Gladden is also remembered in Japan for a brawl that occurred in Meiji Jingu Stadium on May 11, 1994, after Tokyo Yakult Swallows pitcher Tatsuji Nishimura threw a pitch on the head to catcher Shinichi Murata, causing him to fall into a concussion. Later in the game, Giants pitcher Masao Kida hit Nishimura with a pitch, who later threw a pitch up and inside on Gladden, who then punched Swallows catcher Chikasi Nakanishi, causing the benches to clear. Nakanishi, Nishimura, and Gladden were all ejected from the game following the incident, and NPB instituted a rule change where pitchers were automatically ejected if a hit by pitch hits the opposing batter in the head.

He returned to the Twins as a scout (spring training, 1995), then the Colorado Rockies (advance, 1996–1998) and spent 1999 as a roving instructor for the San Francisco Giants.

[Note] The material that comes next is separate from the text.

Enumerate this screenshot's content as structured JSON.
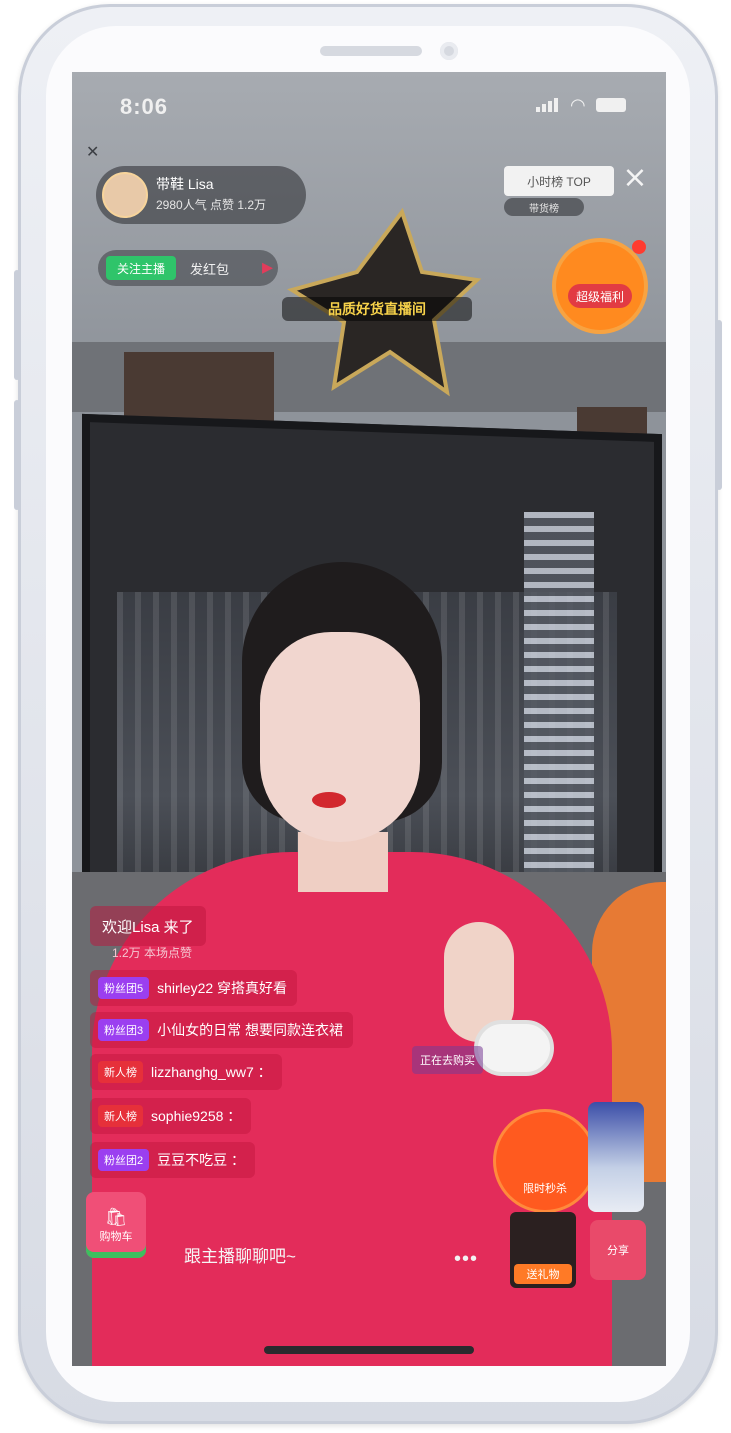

In an 11-year major league career covering 1,196 games, Gladden hit .270 (1215-for-4501) with 663 runs, 74 home runs, 446 RBI, and 222 stolen bases. In the 1987 and 1991 post-season with the Minnesota Twins, in 24 games he batted .279 (29-for-104), scoring 17 runs, with one home run, 15 RBI and 7 stolen bases.

==Broadcasting career==
In 2000, Gladden became the color commentator on the Twins' radio network broadcast, most notably on WCCO-AM through 2006 and on the Twins Radio Network and its Metro Affiliate KSTP starting in 2007. He worked alongside Frick award-winning commentator Herb Carneal and the Twins' play-by-play man, John Gordon; Carneal died on April 1, 2007, leaving Gladden to deliver color commentary full-time.

==Personal life==
Gladden attended Monta Vista High School in Cupertino, California until his parents divorced, at which point he transferred to Westmont High in Campbell, from which he later graduated.

Gladden met his wife, Janice Murphy, while they were both attending De Anza College and they were married on July 7, 1979. Janice's father played Negro league baseball. They had two daughters together, one of whom married and had a child with Gary Gaetti's son. Gladden settled with his wife in Eden Prairie, Minnesota.